What is a non-mathematical explanation for the Big O of recursive fibonacci?

Question

I read both articles on Big O for Recursive Fibonacci sequence but still do not have a conceptual understanding of why it is O(2^n).

This is not a duplicate of this link. Please don't mark as a duplicate. I'm looking for a conceptual answer.

This is one of the simplest recursive functions out there and I want to understand how to look at it and determine the the Big O without complex math and proofs.

// O(2^n)
function fiboR(n){
  if( n === 0 || n === 1 ){
    return n;
  } else if ( n >=2 ){
    return fiboR(n-1) + fiboR(n-2);
  }
}

For example Big O for the iterative version is O(n). I can just look and see that as n increases the while loop iterations increase linearly. No complex math or long proofs needed.

// O(n)
function fibo(n){
  let prev0 = 0;
  let prev1 = 1;
  if( n === 0 || n === 1 ){
    return n;
  }
  while( n-- >= 2){
    sum = prev0 + prev1;
    prev0 = prev1;
    prev1 = sum;
  }
  return sum;
}

Answer 1

It is simple to calculate by diagraming function calls. Simply add the function calls for each value of n and look at how the number grows.

The Big O is O(Z^n) where Z is the golden ratio or about 1.62.

Both the lenoardo numbers and the fibonacci numbers aproach this ratio as we increase n.

2 (2 -> 1, 0)

4 (3 -> 2, 1) (2 -> 1, 0)

8 (4 -> 3, 2) (3 -> 2, 1) (2 -> 1, 0)
            (2 -> 1, 0)


14 (5 -> 4, 3) (4 -> 3, 2) (3 -> 2, 1) (2 -> 1, 0)
            (2 -> 1, 0)

            (3 -> 2, 1) (2 -> 1, 0)

22 (6 -> 5, 4)
            (5 -> 4, 3) (4 -> 3, 2) (3 -> 2, 1) (2 -> 1, 0)
                        (2 -> 1, 0)

                        (3 -> 2, 1) (2 -> 1, 0)

            (4 -> 3, 2) (3 -> 2, 1) (2 -> 1, 0)
                        (2 -> 1, 0)

Answer 2

A good number of naive recursive functions have exponential complexity, so this is good intuition to keep in mind.

Consider this function:

function fiboR1(n){
  if( n === 0 || n === 1 ){
    return n;
  } else if ( n >=2 ){
    return fiboR1(n-1) + fiboR1(n-1);
  }
}

Okay, so fiboR1 doesn't actually compute the Fibonacci sequence. That doesn't matter. Notice that its asymptotic complexity will be at least that of fiboR. This is because the two recursive calls to fiboR1(n-1) are more expensive than one call to fiboR(n-1) and one call to fiboR(n-2). So let's think about what the complexity of fiboR1 is.

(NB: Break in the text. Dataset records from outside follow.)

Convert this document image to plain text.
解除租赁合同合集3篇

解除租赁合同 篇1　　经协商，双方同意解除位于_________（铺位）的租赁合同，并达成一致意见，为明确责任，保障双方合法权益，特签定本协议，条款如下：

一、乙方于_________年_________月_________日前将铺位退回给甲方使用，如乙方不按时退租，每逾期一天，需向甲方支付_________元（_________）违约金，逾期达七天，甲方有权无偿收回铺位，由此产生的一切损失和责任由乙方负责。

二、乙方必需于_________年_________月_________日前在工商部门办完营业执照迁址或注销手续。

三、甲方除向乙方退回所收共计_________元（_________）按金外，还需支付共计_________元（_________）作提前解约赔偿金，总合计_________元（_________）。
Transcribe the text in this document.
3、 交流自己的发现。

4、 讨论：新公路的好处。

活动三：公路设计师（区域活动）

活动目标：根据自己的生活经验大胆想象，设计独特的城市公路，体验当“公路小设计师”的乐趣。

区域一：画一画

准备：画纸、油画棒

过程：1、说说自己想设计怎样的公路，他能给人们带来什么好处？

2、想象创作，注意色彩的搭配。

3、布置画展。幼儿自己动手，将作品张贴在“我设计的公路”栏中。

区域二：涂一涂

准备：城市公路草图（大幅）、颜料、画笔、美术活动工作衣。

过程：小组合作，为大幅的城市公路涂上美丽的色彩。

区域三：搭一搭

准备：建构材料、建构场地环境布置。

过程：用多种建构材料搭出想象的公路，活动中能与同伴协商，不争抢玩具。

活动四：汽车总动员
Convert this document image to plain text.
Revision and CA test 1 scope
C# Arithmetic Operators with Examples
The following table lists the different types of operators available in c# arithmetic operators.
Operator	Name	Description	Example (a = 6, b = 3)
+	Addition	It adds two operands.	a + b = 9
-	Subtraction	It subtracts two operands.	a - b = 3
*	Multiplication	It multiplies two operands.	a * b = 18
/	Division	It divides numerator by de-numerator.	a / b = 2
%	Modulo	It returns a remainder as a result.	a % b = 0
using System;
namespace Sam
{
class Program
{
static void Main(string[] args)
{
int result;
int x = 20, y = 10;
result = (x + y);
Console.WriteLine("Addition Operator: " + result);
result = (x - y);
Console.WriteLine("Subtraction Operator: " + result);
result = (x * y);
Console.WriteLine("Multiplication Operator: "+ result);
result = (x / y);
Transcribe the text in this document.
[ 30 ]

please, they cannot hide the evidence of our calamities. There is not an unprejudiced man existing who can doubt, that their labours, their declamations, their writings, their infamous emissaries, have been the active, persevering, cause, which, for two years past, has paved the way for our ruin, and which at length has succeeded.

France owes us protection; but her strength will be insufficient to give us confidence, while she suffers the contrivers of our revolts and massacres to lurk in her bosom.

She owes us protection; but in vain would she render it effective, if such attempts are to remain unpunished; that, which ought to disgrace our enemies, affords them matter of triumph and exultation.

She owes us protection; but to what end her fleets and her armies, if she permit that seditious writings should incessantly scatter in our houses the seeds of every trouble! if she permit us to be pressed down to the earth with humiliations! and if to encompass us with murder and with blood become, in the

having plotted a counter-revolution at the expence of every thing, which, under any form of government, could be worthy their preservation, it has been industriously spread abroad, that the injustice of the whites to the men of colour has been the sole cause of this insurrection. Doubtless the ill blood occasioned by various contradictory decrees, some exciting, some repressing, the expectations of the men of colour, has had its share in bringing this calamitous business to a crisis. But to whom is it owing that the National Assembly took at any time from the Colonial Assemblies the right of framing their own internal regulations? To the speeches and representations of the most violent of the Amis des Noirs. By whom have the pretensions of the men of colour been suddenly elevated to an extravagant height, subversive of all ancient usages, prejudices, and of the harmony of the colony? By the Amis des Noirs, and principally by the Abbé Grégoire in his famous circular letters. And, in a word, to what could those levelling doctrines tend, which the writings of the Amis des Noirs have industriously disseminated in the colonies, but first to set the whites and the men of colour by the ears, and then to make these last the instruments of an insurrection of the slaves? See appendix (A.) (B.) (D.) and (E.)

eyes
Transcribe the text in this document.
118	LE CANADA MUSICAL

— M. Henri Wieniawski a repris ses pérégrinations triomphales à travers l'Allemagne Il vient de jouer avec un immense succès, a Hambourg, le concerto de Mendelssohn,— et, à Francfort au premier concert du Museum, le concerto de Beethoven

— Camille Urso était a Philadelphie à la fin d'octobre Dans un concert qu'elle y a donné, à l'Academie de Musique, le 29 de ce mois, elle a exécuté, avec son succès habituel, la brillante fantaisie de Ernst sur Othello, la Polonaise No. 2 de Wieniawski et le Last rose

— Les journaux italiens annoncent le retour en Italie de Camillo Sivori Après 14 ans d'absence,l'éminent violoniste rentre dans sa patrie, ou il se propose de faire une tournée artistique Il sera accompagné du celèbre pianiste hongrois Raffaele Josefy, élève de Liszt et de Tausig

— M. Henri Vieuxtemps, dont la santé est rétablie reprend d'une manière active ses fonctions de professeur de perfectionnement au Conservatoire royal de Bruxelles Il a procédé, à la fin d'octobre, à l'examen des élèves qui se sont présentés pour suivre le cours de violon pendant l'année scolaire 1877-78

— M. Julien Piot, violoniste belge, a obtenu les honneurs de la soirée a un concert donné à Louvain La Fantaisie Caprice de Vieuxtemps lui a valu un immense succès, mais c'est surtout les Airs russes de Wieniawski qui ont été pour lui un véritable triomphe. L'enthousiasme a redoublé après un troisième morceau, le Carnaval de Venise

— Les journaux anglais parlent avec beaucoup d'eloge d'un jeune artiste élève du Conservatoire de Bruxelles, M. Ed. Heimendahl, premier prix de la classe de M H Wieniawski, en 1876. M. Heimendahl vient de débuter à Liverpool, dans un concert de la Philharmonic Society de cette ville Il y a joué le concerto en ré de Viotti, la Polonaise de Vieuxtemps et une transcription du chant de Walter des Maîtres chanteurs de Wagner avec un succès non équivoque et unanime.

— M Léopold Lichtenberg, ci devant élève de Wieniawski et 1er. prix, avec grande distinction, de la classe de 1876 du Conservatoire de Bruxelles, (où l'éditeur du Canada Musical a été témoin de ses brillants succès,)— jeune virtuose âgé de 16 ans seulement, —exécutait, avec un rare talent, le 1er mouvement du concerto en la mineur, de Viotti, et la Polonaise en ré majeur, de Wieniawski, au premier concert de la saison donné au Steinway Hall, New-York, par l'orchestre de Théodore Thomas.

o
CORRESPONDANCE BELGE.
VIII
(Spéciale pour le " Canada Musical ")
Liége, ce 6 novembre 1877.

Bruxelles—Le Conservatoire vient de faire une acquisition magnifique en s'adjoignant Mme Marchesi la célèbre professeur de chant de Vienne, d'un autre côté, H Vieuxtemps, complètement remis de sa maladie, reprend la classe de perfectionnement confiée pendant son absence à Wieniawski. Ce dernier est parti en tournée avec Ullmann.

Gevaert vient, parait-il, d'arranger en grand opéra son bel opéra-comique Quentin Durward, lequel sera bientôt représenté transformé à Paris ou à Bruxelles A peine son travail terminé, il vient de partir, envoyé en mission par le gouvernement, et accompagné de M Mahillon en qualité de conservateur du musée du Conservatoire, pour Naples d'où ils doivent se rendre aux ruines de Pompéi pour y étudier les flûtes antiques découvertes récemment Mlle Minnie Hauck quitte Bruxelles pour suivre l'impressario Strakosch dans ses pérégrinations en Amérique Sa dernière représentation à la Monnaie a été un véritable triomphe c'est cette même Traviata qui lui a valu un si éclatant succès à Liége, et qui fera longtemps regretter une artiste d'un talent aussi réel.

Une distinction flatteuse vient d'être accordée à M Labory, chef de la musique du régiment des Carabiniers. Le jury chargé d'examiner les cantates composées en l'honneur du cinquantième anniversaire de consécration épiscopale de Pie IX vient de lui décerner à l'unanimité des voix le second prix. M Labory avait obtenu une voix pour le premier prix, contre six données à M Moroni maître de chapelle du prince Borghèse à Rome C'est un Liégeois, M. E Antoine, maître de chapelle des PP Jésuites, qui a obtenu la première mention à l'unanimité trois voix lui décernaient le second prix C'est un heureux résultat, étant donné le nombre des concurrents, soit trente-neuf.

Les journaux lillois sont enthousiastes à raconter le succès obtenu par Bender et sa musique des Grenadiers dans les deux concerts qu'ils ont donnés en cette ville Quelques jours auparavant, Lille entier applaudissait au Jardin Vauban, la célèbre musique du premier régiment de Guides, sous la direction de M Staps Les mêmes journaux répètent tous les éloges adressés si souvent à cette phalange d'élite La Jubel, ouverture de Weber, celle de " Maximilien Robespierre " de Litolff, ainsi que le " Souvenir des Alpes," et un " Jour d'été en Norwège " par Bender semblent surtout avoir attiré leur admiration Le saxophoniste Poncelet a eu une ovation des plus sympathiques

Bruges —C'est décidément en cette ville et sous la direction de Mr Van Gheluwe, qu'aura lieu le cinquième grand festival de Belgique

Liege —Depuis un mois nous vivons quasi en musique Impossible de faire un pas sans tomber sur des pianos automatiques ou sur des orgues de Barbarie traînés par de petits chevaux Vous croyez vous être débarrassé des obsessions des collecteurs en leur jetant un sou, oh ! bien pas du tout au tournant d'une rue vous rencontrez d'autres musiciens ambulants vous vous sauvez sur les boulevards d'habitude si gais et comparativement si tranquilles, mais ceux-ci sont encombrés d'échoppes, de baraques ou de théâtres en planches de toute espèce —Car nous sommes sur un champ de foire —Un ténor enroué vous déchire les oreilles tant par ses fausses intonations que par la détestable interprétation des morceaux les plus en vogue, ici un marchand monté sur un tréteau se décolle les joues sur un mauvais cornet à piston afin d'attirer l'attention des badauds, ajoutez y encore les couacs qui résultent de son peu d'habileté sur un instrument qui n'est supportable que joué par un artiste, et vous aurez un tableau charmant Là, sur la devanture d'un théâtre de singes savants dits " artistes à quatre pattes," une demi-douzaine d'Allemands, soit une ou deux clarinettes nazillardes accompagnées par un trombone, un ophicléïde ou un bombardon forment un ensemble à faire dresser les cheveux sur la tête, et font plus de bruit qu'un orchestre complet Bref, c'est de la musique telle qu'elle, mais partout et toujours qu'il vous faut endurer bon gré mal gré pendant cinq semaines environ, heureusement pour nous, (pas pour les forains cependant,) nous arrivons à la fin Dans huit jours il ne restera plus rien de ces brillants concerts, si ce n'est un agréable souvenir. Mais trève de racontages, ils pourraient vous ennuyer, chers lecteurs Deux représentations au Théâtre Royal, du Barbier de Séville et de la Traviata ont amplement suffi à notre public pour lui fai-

Let's consider an example call to fiboR1(100).

fiboR1(100) = 2 * fiboR1(99)
            = 4 * fiboR1(98)
            = 8 * fiboR1(97)
            = 16 * fiboR1(96)
            = 32 * fiboR1(95)
            = 64 * fiboR1(94)
            ...

See the pattern now? We have O(2^n) recursive calls to fiboR1, and each call is a constant time branch. So fiboR1 is O(2^n), which means that by extension, fiboR is also O(2^n), as big-O is an upper-bound function.

If you know the closed form for the Fibonacci sequence, we can also just do this example for fiboR directly. Let's consider fiboR(100):

fiboR(100) = fiboR(99) + fiboR(98)
           = 2 * fiboR(98) + fiboR(97)
           = 3 * fiboR(97) + 2 * fiboR(96)
           = 5 * fiboR(96) + 3 * fiboR(95)
           = 8 * fiboR(95) + 5 * fiboR(94)
           = 13 * fiboR(94) + 8 * fiboR(93)
           ...

The number of recursive function calls follows the Fibonacci sequence. The closed form for the Fibonacci sequence is exponential in n. In fact, it is O(((1+sqrt{5})/2)^n), which is about O(1.6^n).